Li Guangmi: Thanks Junyang. Promoting Professor Yang, because you experienced many AI cycles, also saw many Chinese AI companies become world strongest, what is your judgment on this problem?
Yang Qiang: We can look back at development of Internet. Started from US at first too, but China caught up very quickly, and applications like WeChat, are world number one. I think, AI is a technology, it is not a terminal product, but we in China have a lot of intelligence and wisdom, will play this product to the extreme, whether To B or To C, but I might favor To C more, because hundred flowers blooming, Chinese people pool ideas. To B might have some restrictions, like willingness to pay, corporate culture etc. also changing. I am also observing business direction recently, discussing with some business school students, for example US has a company called Palantir, one of its concepts is, no matter what stage AI develops to now, I can always find some good things in AI to apply to enterprises, there is definitely a gap in middle, we need to bridge it. It has a method called ontology. I observed a bit, roughly idea is transfer learning we did before, applying a general Solution to a specific practice, using ontology for knowledge transfer, this method is very clever.

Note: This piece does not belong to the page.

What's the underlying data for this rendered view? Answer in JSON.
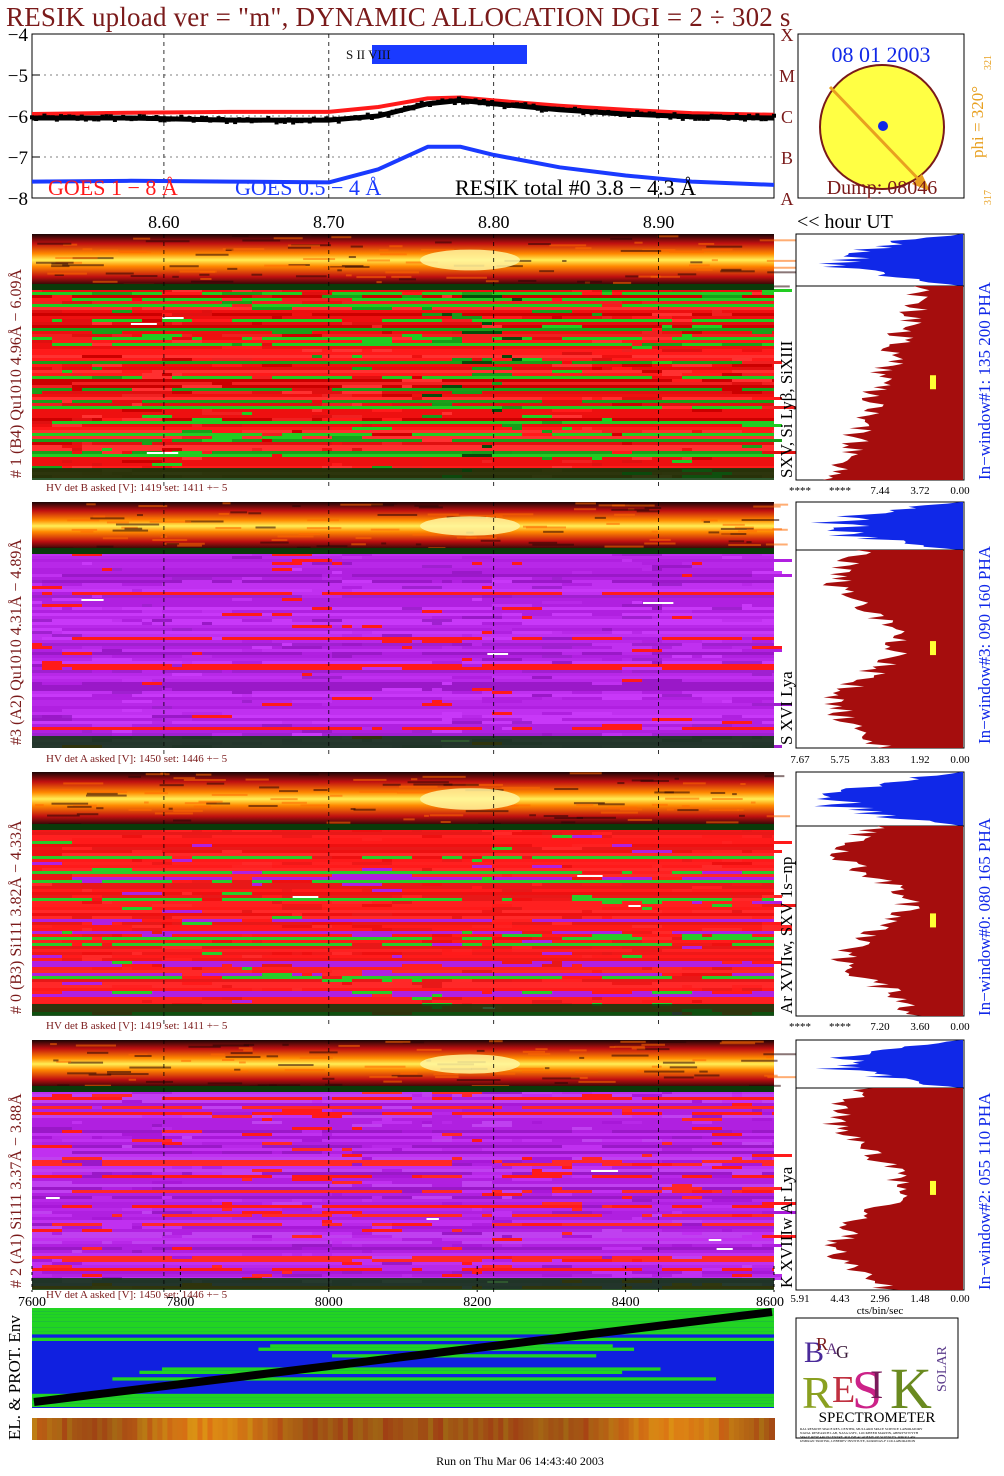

Of course it is solved through an engineering method, called Forward Deployed Engineer (FDE). Anyway, like this is very worth our learning, Chinese enterprises like AI Native companies should develop such To B Solutions, I believe they will. So To C definitely hundred flowers blooming, To B will also catch up very quickly.
Li Guangmi: Thanks Professor Yang. Promoting Professor Tang.
Tang Jie: First indeed have to admit in China and US, whether doing research, especially AI Labs in industry, there is gap with US, this is first. China is now slowly becoming better and better, especially enterprises of 90s, 00s generation, far better than before. Once I said in a meeting our generation is most unlucky, previous generation is also continuing to work, we are also working, so we still don't have day of emerging, unfortunately next generation has come out, world has been handed to next generation, has seamlessly skipped our generation. This is joking. China's chance: First, a group of smart people really dare to do especially risky things, now exist, 00s generation, including 90s generation exist, including Junyang, Kimi, Shunyu are very willing to take risks to do such things. Second, our environment might be better, whether national environment, for example competition between huge enterprises and small enterprises, problems between startup enterprises, including our business environment. Like Junyang said just now, I am still doing delivery, if building this environment better, letting a group of smart people daring to take risks have more time to do innovation, maybe it is things our government, including our country can help improve. Third, back to each of ourselves, is can we persist. Can we be willing to dare to do, dare to take risk on a road, and environment is not bad. Environment definitely won't be best, never think environment is best, we are precisely lucky, experienced era of environment from originally not that good, to slowly becoming better, we are witnesses, maybe people with most wealth, harvest. If we persist stupidly, maybe we are the ones walking to the end. Thank you everyone!
Li Guangmi: Thank Professor Tang. We also want to call for, should invest more resources funds into China's AGI industry, have more computing power, make more AI young researchers rub cards, possibly rub for three five years, China will have several own Ilya Sutskever, this is what we look forward to very much in future three five years.